I – a autonomia das entidades desportivas dirigentes e associações, quanto a sua organização e funcionamento;
II – a destinação de recursos públicos para a promoção prioritária do desporto educacional e, em casos específicos, para a do desporto de alto rendimento;
III – o tratamento diferenciado para o desporto profissional e o não- profissional;
IV – a proteção e o incentivo às manifestações desportivas de criação nacional.Constituição 1988 – Acesso em 28/02/2026
O Artigo 217 da Constituição Federal de 1988 estabelece o dever do Estado de fomentar práticas desportivas, tanto formais quanto não-formais, reconhecendo o desporto como um direito fundamental. Este dispositivo constitucional não se limita a uma mera declaração de princípios, mas impõe obrigações ativas ao Poder Público, delineando diretrizes para a organização e o financiamento do setor. A sua interpretação exige a compreensão de um complexo sistema de fomento, autonomia e resolução de conflitos.

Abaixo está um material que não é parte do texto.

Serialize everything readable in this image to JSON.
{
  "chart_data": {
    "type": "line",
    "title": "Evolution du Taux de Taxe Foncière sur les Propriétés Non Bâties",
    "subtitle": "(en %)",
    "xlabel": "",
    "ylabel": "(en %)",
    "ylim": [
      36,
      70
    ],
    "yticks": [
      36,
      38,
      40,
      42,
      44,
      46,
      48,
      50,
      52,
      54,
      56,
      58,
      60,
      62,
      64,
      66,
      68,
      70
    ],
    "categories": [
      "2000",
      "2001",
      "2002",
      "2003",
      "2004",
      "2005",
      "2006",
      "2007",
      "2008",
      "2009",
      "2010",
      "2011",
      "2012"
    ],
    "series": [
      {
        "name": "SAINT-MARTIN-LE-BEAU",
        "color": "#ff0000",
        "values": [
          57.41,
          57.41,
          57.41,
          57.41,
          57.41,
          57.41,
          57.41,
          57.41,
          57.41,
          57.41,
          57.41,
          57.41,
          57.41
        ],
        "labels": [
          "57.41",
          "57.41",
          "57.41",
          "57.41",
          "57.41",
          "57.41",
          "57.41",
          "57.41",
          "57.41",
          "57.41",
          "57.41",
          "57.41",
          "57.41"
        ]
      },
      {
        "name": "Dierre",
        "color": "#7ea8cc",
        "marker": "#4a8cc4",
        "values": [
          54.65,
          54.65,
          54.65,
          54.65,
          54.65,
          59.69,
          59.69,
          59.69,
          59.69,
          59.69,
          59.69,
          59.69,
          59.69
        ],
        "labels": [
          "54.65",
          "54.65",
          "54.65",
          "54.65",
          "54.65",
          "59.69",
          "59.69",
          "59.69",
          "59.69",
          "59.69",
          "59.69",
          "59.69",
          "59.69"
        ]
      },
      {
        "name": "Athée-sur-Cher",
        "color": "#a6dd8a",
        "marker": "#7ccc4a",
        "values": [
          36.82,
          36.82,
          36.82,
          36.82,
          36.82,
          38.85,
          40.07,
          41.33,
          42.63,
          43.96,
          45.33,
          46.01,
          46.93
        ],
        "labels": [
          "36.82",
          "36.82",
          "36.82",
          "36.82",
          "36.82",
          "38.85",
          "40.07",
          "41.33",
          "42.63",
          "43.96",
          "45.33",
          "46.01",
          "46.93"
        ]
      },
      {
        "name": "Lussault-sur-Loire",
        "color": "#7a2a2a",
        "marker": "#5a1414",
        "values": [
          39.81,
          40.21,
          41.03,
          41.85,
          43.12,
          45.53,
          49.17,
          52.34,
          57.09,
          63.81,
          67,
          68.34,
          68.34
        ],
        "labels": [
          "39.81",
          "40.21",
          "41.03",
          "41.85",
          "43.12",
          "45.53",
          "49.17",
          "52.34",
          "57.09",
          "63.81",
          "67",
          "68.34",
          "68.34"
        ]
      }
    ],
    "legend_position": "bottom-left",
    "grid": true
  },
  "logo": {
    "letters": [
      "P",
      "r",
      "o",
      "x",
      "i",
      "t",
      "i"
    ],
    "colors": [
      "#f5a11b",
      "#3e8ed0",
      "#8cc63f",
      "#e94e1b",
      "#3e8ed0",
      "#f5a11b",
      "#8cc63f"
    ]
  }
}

Um dos pontos mais relevantes para a advocacia é o princípio da subsidiariedade da justiça desportiva, expresso no § 1º. Este parágrafo consagra a necessidade de esgotamento das instâncias desportivas antes da judicialização de litígios relacionados à disciplina e competições. Tal regra visa preservar a autonomia das entidades desportivas, conforme também previsto no inciso I, que garante a autonomia de organização e funcionamento. O § 2º, por sua vez, estabelece um prazo peremptório de sessenta dias para a decisão final da justiça desportiva, buscando celeridade e efetividade na resolução de conflitos internos ao esporte.
A doutrina e a jurisprudência têm debatido a extensão da autonomia das entidades desportivas e os limites da intervenção estatal e judicial. O controle de legalidade dos atos da justiça desportiva pelo Poder Judiciário é amplamente admitido, mas a análise do mérito desportivo permanece restrita. Os incisos II, III e IV complementam o caput, direcionando a destinação de recursos públicos prioritariamente ao desporto educacional, prevendo tratamento diferenciado para o desporto profissional e não-profissional, e incentivando manifestações desportivas de criação nacional. Conforme análises realizadas pelo sistema de inteligência artificial jurídica Redizz, que mapeia a legislação brasileira, a interpretação desses incisos tem sido crucial para a formulação de políticas públicas e para a defesa de direitos de atletas e entidades.
Para o advogado, a compreensão do Art. 217 é fundamental em diversas frentes, desde a consultoria para clubes e atletas, passando pela defesa em processos disciplinares desportivos, até a propositura de ações judiciais que questionem a legalidade de decisões ou a omissão do Estado no fomento. A distinção entre desporto educacional, de alto rendimento, profissional e não-profissional, conforme os incisos, gera implicações práticas significativas em termos de patrocínio, tributação e direitos trabalhistas. A atuação estratégica exige o domínio das normas desportivas e a capacidade de navegar entre a autonomia do setor e a garantia dos direitos fundamentais.